ECLI:NL:GHAMS:2023:1925
Gerechtshof Amsterdam
- Hoger beroep
- Rechtspraak.nl
Geen kennelijk onredelijke opzegging na langdurige arbeidsongeschiktheid en toekenning vergoeding voor niet-opgenomen vakantiedagen
In deze zaak, die voor het Gerechtshof Amsterdam diende, ging het om een hoger beroep van een appellant tegen KLM Catering Services Schiphol B.V. (KCS) naar aanleiding van een ontslag na langdurige arbeidsongeschiktheid. De appellant, die 15 jaar in dienst was, stelde dat zijn ontslag kennelijk onredelijk was, vooral gezien zijn langdurige arbeidsongeschiktheid door een arbeidsongeval en de vermeende tekortkomingen van KCS in de re-integratie. Het hof oordeelde dat KCS niet aansprakelijk was op grond van de relevante artikelen van het Burgerlijk Wetboek en dat de opzegging niet kennelijk onredelijk was.

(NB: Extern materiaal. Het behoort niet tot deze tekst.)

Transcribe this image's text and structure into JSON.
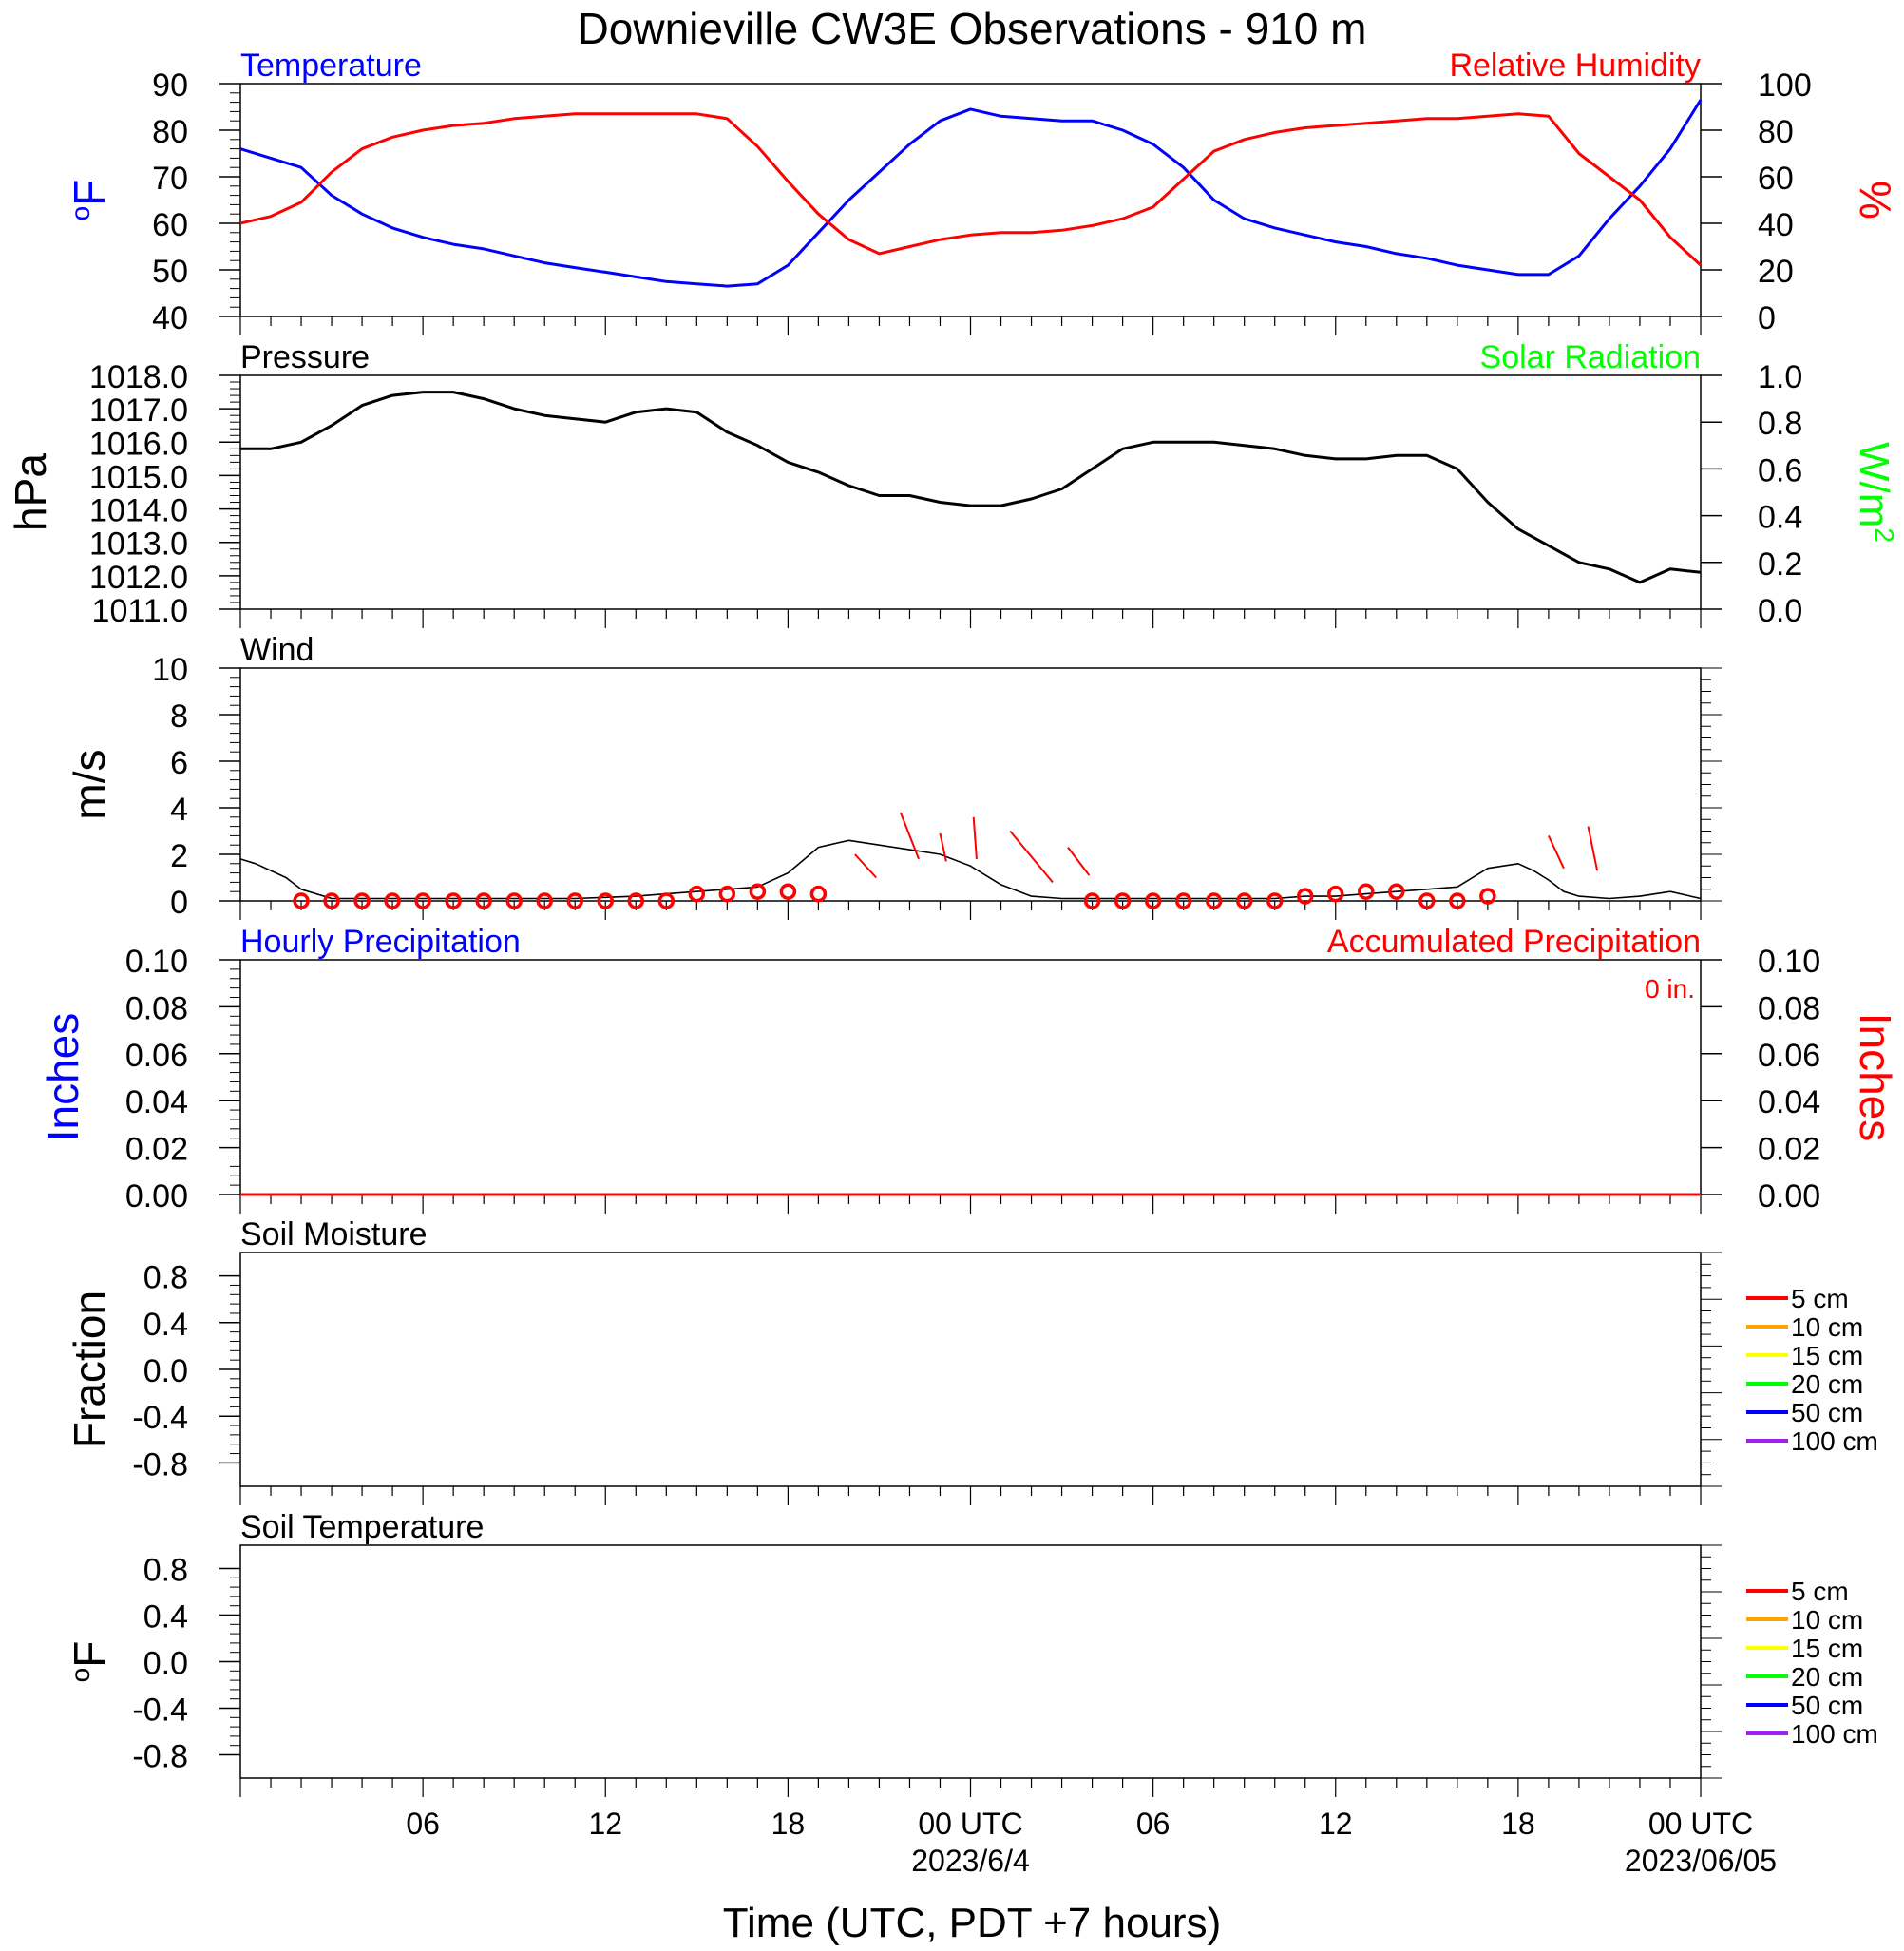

De kantonrechter had eerder geoordeeld dat KCS geen verwijt trof voor de arbeidsongeschiktheid van de appellant, en het hof bevestigde deze conclusie. De appellant had ook een vordering ingediend voor niet-opgenomen vakantiedagen, waarvoor het hof in het tussenarrest al een bedrag van € 4.220,- bruto had toegewezen. Het hof bleef bij deze beslissing, ondanks dat KCS betwistte dat de appellant recht had op dit bedrag. Uiteindelijk werd het vonnis van de kantonrechter vernietigd en werd KCS veroordeeld tot betaling van het eerder toegewezen bedrag aan de appellant, met de bepaling dat iedere partij zijn eigen proceskosten draagt.